Long story short: tell your Congressfolk to strengthen Social Security, start taxing wealth, and better protect workers’ right to organize. Use the tools in the upper right-hand corner of this page (or, if you're on a cellphone, the bottom of this page) to find your Congressfolk's phone numbers and/or use the email/petition tools in the following paragraphs.

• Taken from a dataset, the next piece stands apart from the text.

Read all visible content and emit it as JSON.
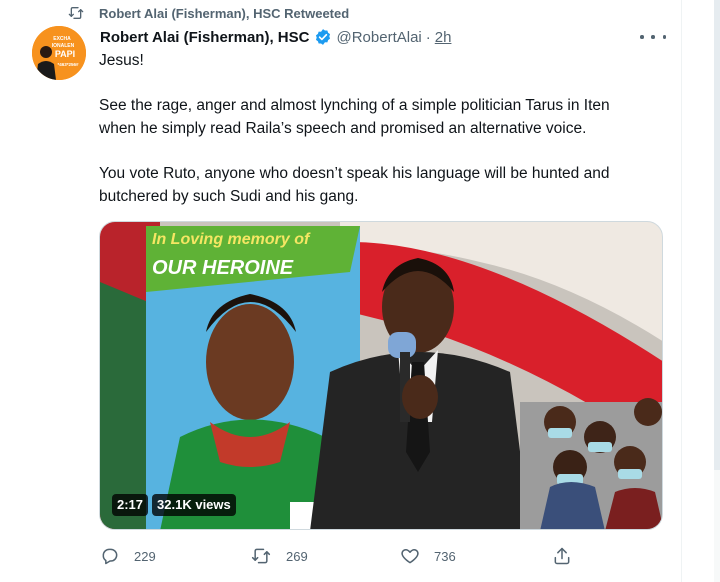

Daily Kos helps you tell your Congressfolk to expand Social Security benefits, not cut them. They pretend they can go “behind closed doors” to create their Death Panels to secretly cut Social Security benefits, but expanding Social Security benefits is something they actually can do, by raising the cap on income taxed into the Social Security system, as Civic Shout helps you tell them to do. Currently income over $168,600 doesn’t get taxed into Social Security at all, meaning Elon Musk would be done paying his annual Social Security taxes literally four minutes into the year. So let’s do something about that.
Patriotic Millionaires helps you tell your Congressfolk to pass the Oppose Limitless Inequality Growth and Reverse Community Harms (or OLIGARCH) Act, which would at long last start taxing wealth in America. The OLIGARCH Act would create four tax brackets for wealth, the highest of which would assess an 8% tax on wealth over 1,000,000 times the median household wealth. Rich folks will act like it’s a 100% tax on everything they have – Donald Trump said as much in 2019, with little correction from our “liberal” media – but don’t believe their hype. This tax will do nothing but good.
Finally, Cedar Key Progress helps you tell your Congressfolk to pass the PRO Act. You’ve heard about Starbucks workers joining unions – but you haven’t heard about any contracts they’ve signed. Why might that be? Why, it might well be because Starbucks simply won’t talk to these workers, because our laws don’t punish corporations when they do that. The PRO Act would start to fix that problem, plus it would outlaw state-level right-to-work-for-less laws and coercive anti-union propaganda meetings. These would be good works, and we should encourage our Congressfolk to do them. But they won’t, unless we speak up.